DLF argues CCI has defined the relevant market too narrowly. CCI defined it as the high-end residential segment in Gurgaon: if buyers did not opt for the DLF flat, they would have opted for similar flats in the same suburb.

DLF argues they could have gone anywhere in the entire National Capital Region (NCR), and so that should be the relevant market.

Legal Test

In the more recent cement order, the issue is whether a written agreement is needed to establish the presence of a cartel. According to cement companies, CCI rules mandate the need for a written agreement. CCI doesn’t think so and has based its order on circumstantial evidence: it alleges companies were synchronising production cuts and price hikes.

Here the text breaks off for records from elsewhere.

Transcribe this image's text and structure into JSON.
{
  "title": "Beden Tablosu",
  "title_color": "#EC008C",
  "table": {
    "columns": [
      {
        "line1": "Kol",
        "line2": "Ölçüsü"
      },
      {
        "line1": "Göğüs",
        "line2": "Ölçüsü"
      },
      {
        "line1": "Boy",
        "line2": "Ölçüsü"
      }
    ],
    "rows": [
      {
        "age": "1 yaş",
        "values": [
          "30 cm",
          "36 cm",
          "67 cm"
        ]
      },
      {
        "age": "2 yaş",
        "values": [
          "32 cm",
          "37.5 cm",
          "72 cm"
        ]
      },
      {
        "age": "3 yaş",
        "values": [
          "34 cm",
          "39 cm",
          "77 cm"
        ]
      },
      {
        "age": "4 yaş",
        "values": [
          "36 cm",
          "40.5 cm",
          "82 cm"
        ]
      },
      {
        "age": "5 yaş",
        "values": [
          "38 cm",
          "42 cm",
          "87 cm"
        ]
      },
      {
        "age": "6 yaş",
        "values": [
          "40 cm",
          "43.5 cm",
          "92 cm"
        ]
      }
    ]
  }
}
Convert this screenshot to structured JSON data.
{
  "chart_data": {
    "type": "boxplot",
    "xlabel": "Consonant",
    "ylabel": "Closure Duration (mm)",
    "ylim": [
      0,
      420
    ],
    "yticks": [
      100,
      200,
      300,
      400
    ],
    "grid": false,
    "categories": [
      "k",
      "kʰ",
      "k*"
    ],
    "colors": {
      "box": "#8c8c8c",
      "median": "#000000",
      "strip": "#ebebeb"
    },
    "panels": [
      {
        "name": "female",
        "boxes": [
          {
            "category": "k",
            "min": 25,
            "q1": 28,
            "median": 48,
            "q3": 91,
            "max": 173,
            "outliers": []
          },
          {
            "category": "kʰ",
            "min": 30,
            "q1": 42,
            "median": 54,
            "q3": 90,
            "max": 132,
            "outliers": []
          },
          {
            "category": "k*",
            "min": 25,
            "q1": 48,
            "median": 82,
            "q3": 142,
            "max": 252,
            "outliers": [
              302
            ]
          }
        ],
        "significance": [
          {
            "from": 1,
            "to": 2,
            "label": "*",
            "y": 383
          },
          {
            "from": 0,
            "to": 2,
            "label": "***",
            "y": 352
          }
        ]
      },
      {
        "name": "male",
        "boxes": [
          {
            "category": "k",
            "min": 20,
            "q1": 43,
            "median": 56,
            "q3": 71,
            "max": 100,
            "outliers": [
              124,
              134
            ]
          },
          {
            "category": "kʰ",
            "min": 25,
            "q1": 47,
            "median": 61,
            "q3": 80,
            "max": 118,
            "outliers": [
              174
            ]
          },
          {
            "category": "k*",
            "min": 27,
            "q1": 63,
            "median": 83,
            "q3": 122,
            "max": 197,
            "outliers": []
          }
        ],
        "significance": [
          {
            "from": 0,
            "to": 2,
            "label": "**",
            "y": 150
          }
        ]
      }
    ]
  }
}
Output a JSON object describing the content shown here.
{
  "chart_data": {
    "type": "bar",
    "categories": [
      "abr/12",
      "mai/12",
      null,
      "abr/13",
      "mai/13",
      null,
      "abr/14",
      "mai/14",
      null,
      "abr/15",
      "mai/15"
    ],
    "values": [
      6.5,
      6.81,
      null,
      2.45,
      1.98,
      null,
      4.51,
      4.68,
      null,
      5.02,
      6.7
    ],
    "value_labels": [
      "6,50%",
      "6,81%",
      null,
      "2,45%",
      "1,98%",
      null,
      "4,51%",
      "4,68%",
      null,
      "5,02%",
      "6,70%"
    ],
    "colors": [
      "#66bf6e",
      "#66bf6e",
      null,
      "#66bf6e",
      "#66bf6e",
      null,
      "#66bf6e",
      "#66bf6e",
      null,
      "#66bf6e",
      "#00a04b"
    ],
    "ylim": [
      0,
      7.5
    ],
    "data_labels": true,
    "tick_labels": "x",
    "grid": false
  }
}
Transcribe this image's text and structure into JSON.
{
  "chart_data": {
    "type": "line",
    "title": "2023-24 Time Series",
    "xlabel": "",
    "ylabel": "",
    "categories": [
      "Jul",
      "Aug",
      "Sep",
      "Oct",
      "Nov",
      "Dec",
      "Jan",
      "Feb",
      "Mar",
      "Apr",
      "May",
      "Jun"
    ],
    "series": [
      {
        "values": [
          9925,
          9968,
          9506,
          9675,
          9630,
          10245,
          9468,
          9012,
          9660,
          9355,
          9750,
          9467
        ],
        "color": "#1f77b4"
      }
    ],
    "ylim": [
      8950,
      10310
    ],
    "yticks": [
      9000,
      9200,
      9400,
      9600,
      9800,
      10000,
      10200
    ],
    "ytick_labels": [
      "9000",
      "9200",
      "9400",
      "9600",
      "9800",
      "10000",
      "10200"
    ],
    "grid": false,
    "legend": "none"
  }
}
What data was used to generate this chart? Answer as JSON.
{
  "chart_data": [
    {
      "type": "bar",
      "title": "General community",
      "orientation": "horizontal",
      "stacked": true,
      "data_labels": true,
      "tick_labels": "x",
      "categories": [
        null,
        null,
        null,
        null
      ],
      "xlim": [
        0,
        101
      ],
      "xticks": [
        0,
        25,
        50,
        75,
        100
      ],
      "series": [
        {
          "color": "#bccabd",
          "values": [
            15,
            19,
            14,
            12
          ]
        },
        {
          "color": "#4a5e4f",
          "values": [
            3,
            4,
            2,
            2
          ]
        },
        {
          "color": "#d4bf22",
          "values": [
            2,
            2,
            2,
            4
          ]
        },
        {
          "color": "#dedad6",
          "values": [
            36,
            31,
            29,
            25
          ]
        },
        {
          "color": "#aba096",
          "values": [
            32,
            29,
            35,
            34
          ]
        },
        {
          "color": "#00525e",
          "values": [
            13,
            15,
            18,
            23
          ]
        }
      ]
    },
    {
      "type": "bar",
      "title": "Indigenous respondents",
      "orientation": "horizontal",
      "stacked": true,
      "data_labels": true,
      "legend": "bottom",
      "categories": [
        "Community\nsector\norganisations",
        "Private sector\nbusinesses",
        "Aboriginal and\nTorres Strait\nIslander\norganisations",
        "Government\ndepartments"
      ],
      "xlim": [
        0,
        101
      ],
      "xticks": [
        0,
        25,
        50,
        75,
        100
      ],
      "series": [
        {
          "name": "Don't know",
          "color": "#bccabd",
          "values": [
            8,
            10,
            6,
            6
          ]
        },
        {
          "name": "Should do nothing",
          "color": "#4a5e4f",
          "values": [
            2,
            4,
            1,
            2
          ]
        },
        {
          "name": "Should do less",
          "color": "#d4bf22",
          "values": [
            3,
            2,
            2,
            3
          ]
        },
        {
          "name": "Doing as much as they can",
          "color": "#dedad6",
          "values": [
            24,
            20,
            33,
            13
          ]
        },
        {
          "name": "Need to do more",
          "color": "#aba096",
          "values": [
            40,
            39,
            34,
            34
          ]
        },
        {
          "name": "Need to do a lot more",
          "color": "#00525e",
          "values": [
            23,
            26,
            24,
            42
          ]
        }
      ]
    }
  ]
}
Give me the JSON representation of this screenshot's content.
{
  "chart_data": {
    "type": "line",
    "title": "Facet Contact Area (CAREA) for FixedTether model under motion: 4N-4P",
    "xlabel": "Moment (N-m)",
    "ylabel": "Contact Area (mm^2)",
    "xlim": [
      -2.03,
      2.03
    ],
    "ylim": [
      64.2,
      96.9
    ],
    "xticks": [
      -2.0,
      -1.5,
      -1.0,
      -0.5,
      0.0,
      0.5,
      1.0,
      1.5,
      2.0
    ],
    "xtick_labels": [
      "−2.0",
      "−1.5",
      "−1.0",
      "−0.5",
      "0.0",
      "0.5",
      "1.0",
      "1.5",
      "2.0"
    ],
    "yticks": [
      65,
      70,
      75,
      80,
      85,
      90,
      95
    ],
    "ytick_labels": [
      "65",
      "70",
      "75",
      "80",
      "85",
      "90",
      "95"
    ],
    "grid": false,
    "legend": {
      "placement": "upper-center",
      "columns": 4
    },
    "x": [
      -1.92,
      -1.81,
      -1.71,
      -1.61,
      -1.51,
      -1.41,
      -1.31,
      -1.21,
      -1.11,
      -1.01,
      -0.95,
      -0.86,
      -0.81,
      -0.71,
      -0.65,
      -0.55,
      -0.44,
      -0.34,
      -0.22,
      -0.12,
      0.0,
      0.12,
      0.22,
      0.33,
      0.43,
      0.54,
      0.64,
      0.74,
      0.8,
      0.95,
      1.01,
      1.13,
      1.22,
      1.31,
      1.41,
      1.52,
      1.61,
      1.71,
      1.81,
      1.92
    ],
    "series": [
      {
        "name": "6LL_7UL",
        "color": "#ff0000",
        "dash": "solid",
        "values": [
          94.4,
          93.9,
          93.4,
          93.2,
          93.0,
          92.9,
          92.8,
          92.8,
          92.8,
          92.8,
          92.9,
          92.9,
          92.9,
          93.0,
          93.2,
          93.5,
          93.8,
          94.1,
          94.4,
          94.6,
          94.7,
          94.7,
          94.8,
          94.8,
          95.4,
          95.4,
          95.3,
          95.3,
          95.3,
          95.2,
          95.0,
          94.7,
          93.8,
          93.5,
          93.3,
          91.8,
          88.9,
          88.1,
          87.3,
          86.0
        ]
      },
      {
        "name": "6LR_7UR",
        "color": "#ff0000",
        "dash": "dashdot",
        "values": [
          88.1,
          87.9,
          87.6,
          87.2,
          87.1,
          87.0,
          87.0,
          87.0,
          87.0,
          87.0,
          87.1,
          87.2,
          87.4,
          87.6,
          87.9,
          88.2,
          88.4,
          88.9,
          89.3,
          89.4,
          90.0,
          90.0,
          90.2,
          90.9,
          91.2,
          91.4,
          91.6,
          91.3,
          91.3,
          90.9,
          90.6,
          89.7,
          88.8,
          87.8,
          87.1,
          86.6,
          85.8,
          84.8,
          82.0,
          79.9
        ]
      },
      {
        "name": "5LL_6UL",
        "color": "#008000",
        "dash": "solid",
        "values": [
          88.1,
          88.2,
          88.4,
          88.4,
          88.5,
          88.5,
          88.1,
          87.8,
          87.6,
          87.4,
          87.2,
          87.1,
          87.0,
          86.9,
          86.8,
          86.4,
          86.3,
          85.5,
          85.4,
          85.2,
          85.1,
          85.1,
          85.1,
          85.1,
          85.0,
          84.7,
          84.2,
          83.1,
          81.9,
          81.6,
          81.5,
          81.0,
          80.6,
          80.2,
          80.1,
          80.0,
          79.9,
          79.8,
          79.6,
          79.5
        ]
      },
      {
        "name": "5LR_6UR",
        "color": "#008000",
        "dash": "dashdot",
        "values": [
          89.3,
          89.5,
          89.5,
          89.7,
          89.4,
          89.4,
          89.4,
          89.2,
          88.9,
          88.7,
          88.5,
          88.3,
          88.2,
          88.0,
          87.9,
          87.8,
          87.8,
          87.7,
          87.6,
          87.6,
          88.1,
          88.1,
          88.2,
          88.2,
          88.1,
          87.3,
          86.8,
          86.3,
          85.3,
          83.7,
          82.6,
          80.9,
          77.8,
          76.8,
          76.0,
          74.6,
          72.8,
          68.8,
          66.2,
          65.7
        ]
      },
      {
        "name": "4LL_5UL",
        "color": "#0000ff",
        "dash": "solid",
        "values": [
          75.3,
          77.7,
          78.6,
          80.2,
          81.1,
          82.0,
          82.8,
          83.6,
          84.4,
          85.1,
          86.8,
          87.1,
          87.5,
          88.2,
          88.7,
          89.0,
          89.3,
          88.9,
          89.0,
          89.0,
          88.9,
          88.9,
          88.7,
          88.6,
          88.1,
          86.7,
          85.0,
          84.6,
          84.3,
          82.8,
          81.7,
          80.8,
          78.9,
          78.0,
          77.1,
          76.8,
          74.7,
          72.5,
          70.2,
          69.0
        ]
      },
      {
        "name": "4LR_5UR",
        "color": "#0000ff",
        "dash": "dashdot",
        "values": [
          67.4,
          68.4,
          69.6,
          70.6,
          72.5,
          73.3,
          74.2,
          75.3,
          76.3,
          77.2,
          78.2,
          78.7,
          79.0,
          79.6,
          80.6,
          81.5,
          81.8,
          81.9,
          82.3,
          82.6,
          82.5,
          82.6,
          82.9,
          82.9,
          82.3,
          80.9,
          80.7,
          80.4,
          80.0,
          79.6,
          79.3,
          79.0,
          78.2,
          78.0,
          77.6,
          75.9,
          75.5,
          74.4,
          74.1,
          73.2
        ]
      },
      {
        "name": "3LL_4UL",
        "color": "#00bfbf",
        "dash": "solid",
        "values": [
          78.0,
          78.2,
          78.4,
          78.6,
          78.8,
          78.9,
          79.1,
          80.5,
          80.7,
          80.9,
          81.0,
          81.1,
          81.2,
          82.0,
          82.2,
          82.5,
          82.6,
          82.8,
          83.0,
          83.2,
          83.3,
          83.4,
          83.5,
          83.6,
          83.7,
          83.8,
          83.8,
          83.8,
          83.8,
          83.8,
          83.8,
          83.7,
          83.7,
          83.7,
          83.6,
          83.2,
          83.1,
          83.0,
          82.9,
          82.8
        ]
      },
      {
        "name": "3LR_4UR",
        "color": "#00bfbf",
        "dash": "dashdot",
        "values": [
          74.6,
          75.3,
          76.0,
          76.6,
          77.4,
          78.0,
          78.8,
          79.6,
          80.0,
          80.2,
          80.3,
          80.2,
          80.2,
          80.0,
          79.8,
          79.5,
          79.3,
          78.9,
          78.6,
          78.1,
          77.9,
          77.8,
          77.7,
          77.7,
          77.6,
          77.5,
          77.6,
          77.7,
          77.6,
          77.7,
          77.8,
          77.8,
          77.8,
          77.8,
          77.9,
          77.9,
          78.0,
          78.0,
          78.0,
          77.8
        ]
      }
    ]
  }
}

“The CCI order is based on very thin evidence to prove price parallelism and meeting of minds,” says Urmik Chhaya, a cement analyst with Mumbai-based brokerage Fortune Equity Shareholders.

Adds Samir Gandhi, partner with AZB & Partner: “CCI appears to have accepted that it will not have direct proof of cartel behaviour and has taken to relying on purely circumstantial evidence to prosecute cases.” Gandhi represented one of the cement firms before the CCI, and his comments do not relate to the cement order.

A senior official of CCI, who did not want to be identified, says there are different views on the issue. “Some countries say behavioural evidence is enough to prove cartel cases, but in others, physical evidence of an agreement is required,” he says.

“The COMPAT and higher courts have to take a call on this.” CCI officials have increasingly relied on behavioural factors instead of hard evidence as they have limited powers of search and seizure, as well as to wiretap. At present, to search and seize, CCI officials should have specific information of evidence and the permission of the district metropolitan magistrate.

“We are yet to use this provision,” admits another senior official at CCI, not wanting to be named. A proposal is currently with the government to vest approval powers for search and seizure with the CCI chairman. “This will be operationally easier to handle,” says CCI chairman Ashok Chawla.

“A full-fledged, autonomous regulator should have all the powers to investigate, enquire, probe, search, seize, survey,” says Pradeep Mehta, secretary general of CUTS, a consumer rights body. “It is not correct that they are not given such powers in the first place.”

The other key concept that is likely to be tested in the cement case is whether price and production parallelism—companies changing prices or output in tandem—can be taken as behavioural evidence in a market dominated by few market players.

Thus, the judgments in the appeals process will have a huge bearing on how India Inc does business and whether the CCI can give orders that can withstand the toughest legal scrutiny.